Our boy successfully pulls off one of the audibles taught in Bang: More Lays in 60 Days, but the tables quickly turn on him. From then on it's a battle of egos as this greenhorn frolics through her first rear admiral'ing like it's a full body massage. There won't be a sequel.
Not since walking into a waffle house at 2:00AM have I seen such disrespect for the lower half of indigenous females. And just like the riot that ended that night, these alphas have no intent of letting $39.00 worth of plastic surgery go to waste.
There are 2 kinds of people in this world: Those who respect the human bodies maximum pounds-per-square inch tolerance, and those who do not. Guess which one is getting featured today? HINT: They've never had a flat tire in their life.
This one is for the homies that asked me wtf happened to that girl who looks like Sarah Palin crossbreed her with a gerbil? As fate would have it, not even a pandemic slowed down her quest for hating cum on a budget. Yikes and might I add, gadzooks.
Contrary to appearance, leading role in the 2017 cornhole apocalypse was not her specialty. Now that she's retired, you could say her talents were more wasted than season 5 of The Walking Dead. Regrets are temporary. Mike Tyson uppercutting your sphincter in the 3rd round is forever.

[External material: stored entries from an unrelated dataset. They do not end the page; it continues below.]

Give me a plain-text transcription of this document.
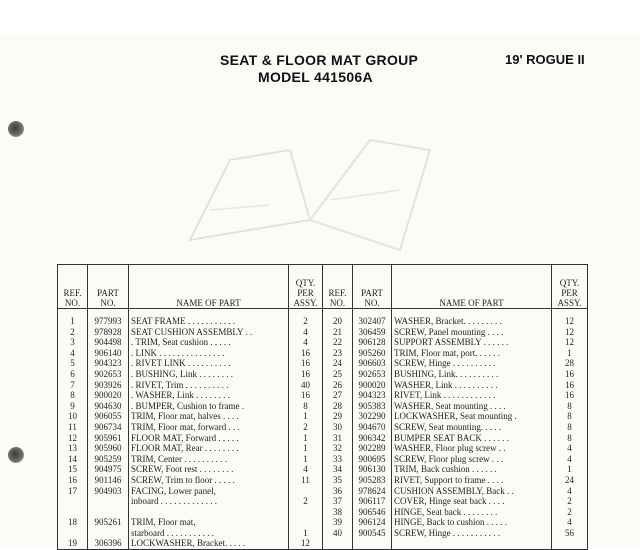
SEAT & FLOOR MAT GROUP
MODEL 441506A
19' ROGUE II
REF.
NO.	PART
NO.	NAME OF PART	QTY.
PER
ASSY.	REF.
NO.	PART
NO.	NAME OF PART	QTY.
PER
ASSY.
1	977993	SEAT FRAME . . . . . . . . . . .	2	20	302407	WASHER, Bracket. . . . . . . . .	12
2	978928	SEAT CUSHION ASSEMBLY . .	4	21	306459	SCREW, Panel mounting . . . .	12
3	904498	. TRIM, Seat cushion . . . . .	4	22	906128	SUPPORT ASSEMBLY . . . . . .	12
4	906140	. LINK . . . . . . . . . . . . . . .	16	23	905260	TRIM, Floor mat, port. . . . . .	1
5	904323	. RIVET LINK . . . . . . . . . .	16	24	906603	SCREW, Hinge . . . . . . . . . .	28
6	902653	. BUSHING, Link . . . . . . . .	16	25	902653	BUSHING, Link. . . . . . . . . .	16
7	903926	. RIVET, Trim . . . . . . . . . .	40	26	900020	WASHER, Link . . . . . . . . . .	16
8	900020	. WASHER, Link . . . . . . . .	16	27	904323	RIVET, Link . . . . . . . . . . . .	16
9	904630	. BUMPER, Cushion to frame .	8	28	905383	WASHER, Seat mounting . . . .	8
10	906055	TRIM, Floor mat, halves . . . .	1	29	302290	LOCKWASHER, Seat mounting .	8
11	906734	TRIM, Floor mat, forward . . .	2	30	904670	SCREW, Seat mounting. . . . .	8
12	905961	FLOOR MAT, Forward . . . . .	1	31	906342	BUMPER SEAT BACK . . . . . .	8
13	905960	FLOOR MAT, Rear . . . . . . . .	1	32	902289	WASHER, Floor plug screw . .	4
14	905259	TRIM, Center . . . . . . . . . .	1	33	900695	SCREW, Floor plug screw . . .	4
15	904975	SCREW, Foot rest . . . . . . . .	4	34	906130	TRIM, Back cushion . . . . . .	1
16	901146	SCREW, Trim to floor . . . . .	11	35	905283	RIVET, Support to frame . . . .	24
17	904903	FACING, Lower panel,		36	978624	CUSHION ASSEMBLY, Back . .	4
		inboard . . . . . . . . . . . . .	2	37	906117	COVER, Hinge seat back . . . .	2
				38	906546	HINGE, Seat back . . . . . . . .	2
18	905261	TRIM, Floor mat,		39	906124	HINGE, Back to cushion . . . . .	4
		starboard . . . . . . . . . . .	1	40	900545	SCREW, Hinge . . . . . . . . . . .	56
19	306396	LOCKWASHER, Bracket. . . . .	12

This is what happens when Tinder gets boring and a woman experiments outside of her comfort zone. That fucking thing is one "let met talk to your manager haircut" away from being Brie Larson's stunt double. Or Tim Burton's next villain. Feel free to choose your own adventure today.
Greatness can not exist without inferiority. Actually, maybe a better word could be used for the guy swinging around Mini Cooper in the last video. Either way; this is the side of humanity YouTube forgot to tell you about in their last year-in-review. #gag
So you think Dr. Phil has covered all the bases of marital disasters? Well it's time to reevaluate bitch. These pioneers of female empowerment do it all. And by all I mean everything except give us the long awaited sequel to Karen's Krapper: Volume 27. Alexa, play Big Bottom by Spinal Tap.
The Oakland Doorknob. German Knuckle Cake. Mongolian Taco Punching. Not buying Bitcoin when it was 73 cents. It goes by a lotta different names. But the shame... thats always the same.
"Django the Fifth's Revenge" is the story of a self-proclaimed "black cock beast" on a mission. Notice the highly viscous load of seminal fluid dangle dancing off her chin the whole scene.
A baffling assortment of eccentric freaks so confusing out of place, you'll think you're watching the new Scream movie. There's a time and place for everything... except tag teaming a $1,000 dollar Queen's Blade figurine. That's a permanent no from me dawg.